Chapter 33
**A L E X**
Mateo doesn’t smile. Doesn’t sneer. He just stares at me, and in that moment, I’m thrown back, forced to relive it all. The blood. The fear. The way my hand shook when I first held the knife.
I hadn’t been ready for it. Not really. Not for that. But there I was, standing over Senior Rossi’s body, heart pounding so loud in my ears it drowned out the rest of the world. I’d stabbed him while he slept—unarmed, defenseless. My first real kill. And not in a fight or a duel—no, I had done it in the shadows. I hadn’t been trained for the kind of cold-blooded assassination that night demanded, but there I was. With a blade dripping in blood.
I remember the way the room felt—too hot, like I couldn’t breathe. The metallic scent of blood mixing with the heavy cologne Senior Rossi wore. I just wanted to get out. To run. But that’s when I saw him.
Matteo. He wasn’t a child—not really. He was nineteen or twenty, but the way he stumbled into the room, eyes wide and hollow, made him seem younger. Fragile, even. There was something about him then that made me freeze. Tall, yes, and broad-shouldered, but in that moment, he looked… broken. Shocked.

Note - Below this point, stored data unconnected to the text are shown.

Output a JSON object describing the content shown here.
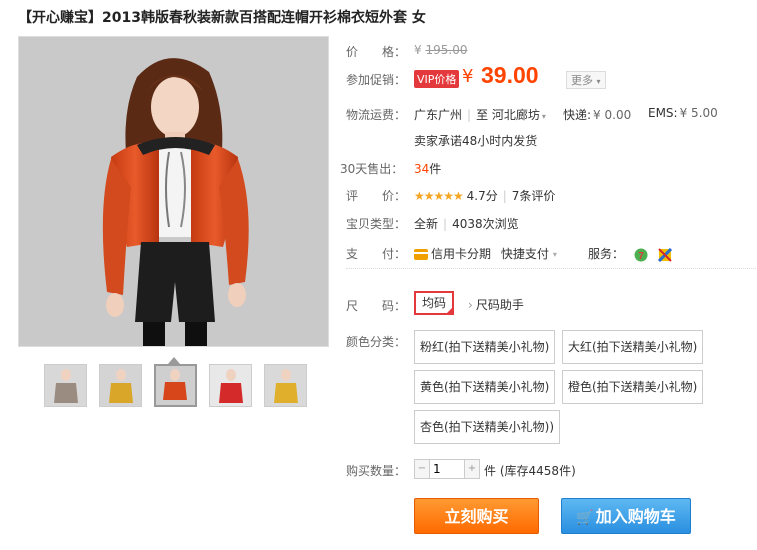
{
  "title": "【开心赚宝】2013韩版春秋装新款百搭配连帽开衫棉衣短外套 女",
  "price": {
    "label": "价　　格：",
    "currency": "¥",
    "original": "195.00"
  },
  "promo": {
    "label": "参加促销：",
    "vip_badge": "VIP价格",
    "currency": "¥",
    "price": "39.00",
    "more_label": "更多"
  },
  "shipping": {
    "label": "物流运费：",
    "from": "广东广州",
    "to_prefix": "至",
    "to": "河北廊坊",
    "express_label": "快递:",
    "express_price": "¥ 0.00",
    "ems_label": "EMS:",
    "ems_price": "¥ 5.00",
    "promise": "卖家承诺48小时内发货"
  },
  "sales": {
    "label": "30天售出：",
    "count": "34",
    "unit": "件"
  },
  "rating": {
    "label": "评　　价：",
    "stars": "★★★★★",
    "score": "4.7分",
    "reviews": "7条评价"
  },
  "item_type": {
    "label": "宝贝类型：",
    "condition": "全新",
    "views": "4038次浏览"
  },
  "payment": {
    "label": "支　　付：",
    "credit": "信用卡分期",
    "quick": "快捷支付",
    "service_label": "服务："
  },
  "size": {
    "label": "尺　　码：",
    "value": "均码",
    "helper": "尺码助手"
  },
  "colors": {
    "label": "颜色分类：",
    "options": [
      "粉红(拍下送精美小礼物)",
      "大红(拍下送精美小礼物)",
      "黄色(拍下送精美小礼物)",
      "橙色(拍下送精美小礼物)",
      "杏色(拍下送精美小礼物))"
    ]
  },
  "quantity": {
    "label": "购买数量：",
    "value": "1",
    "unit": "件",
    "stock": "(库存4458件)"
  },
  "buttons": {
    "buy_now": "立刻购买",
    "add_cart": "加入购物车"
  },
  "colors_theme": {
    "accent": "#ff4400",
    "buy": "#ff7a00",
    "cart": "#3399e6",
    "badge": "#e4393c"
  }
}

He wasn’t supposed to be there. He wasn’t supposed to see it.
But he did.
I’ll never forget his face. The way his eyes locked onto his father’s body, then slowly, painfully, rose to meet mine. He didn’t scream. He didn’t cry, not at first. He just… stared. The silence between us was suffocating. I didn’t know what to do. I wasn’t some hardened killer back then—hell, I was barely older than him.
But then he moved. Launched at me, fury taking over where shock had once been. And that’s when everything went to hell. I didn’t think, I just acted. It was instinct, pure survival. He came at me, and I swung the knife.
The blade cut across his face, from his throat to his ear. I felt the resistance, the way flesh gave way beneath the steel. His blood sprayed across the room, across my face, across his father’s corpse. It all happened so fast, but in that moment, time slowed down. I can still hear the sound it made—the sickening, wet noise of skin splitting open.
He fell. Hard.
And then the screaming started. He clutched his face, blood pouring between his fingers, his cries echoing in my skull. And all I could think was, run. Get out. Leave before more of them showed up.
I didn’t care if he lived or died at that moment. All I cared about was escaping. So I ran.
The guilt didn’t hit me until later. Until I saw the aftermath—the way they cleaned up the bodies, the way everyone whispered about it. How Matteo had told anyone who would listen that it wasn’t my uncle who did it. That it was me.
But no one believed him. Not when my uncle claimed the charges, not when he stood trial in the court just for the sake of the world to see and neither when he spent five measly years in the luxurious facility they called ‘jail’ for the like of us. There was no justice in this world of crime but the one you brought with your own hands. That’s what I’d hoped to do that night. Murder Sr. Rossi in his bed to avenge my father, who he murdered in my own backyard. But when I walked out of the Rossi mansion, I carried not the satisfaction of revenge but the guilt of a criminal.
That was the day I finally realised there was no such thing as true fairness in this world. It was subjective to whoever help the power to declare it. With a knife in my hand, I was the one with power that night. And Matteo was left with nothing but his scar and the memory of my face. A scar he’d carried for years. A scar that told me every time I saw him that he remembered everything.
He was waiting. Biding his time.
And now here he is. Standing before me, cool and collected, like he’s already won. Today was the first strike—stealing the deal from me this morning was just the start. But he’s not come for my business. He’s come for blood.
As he switches his legs sitting comfortably in his couch, I see that Matteo Rossi isn’t some kid anymore. He’s not weak, not broken. He’s spent years sharpening himself into something else.
He’s not the same Matteo I left bleeding on that floor all those years ago.
But I’m not the same either.
He wants to take me down, wants to see me on the ground like his father was. But I won’t give him the satisfaction. Not again.
I’ll be ready this time. I just first need to solve the ‘Grace Millers’ problem.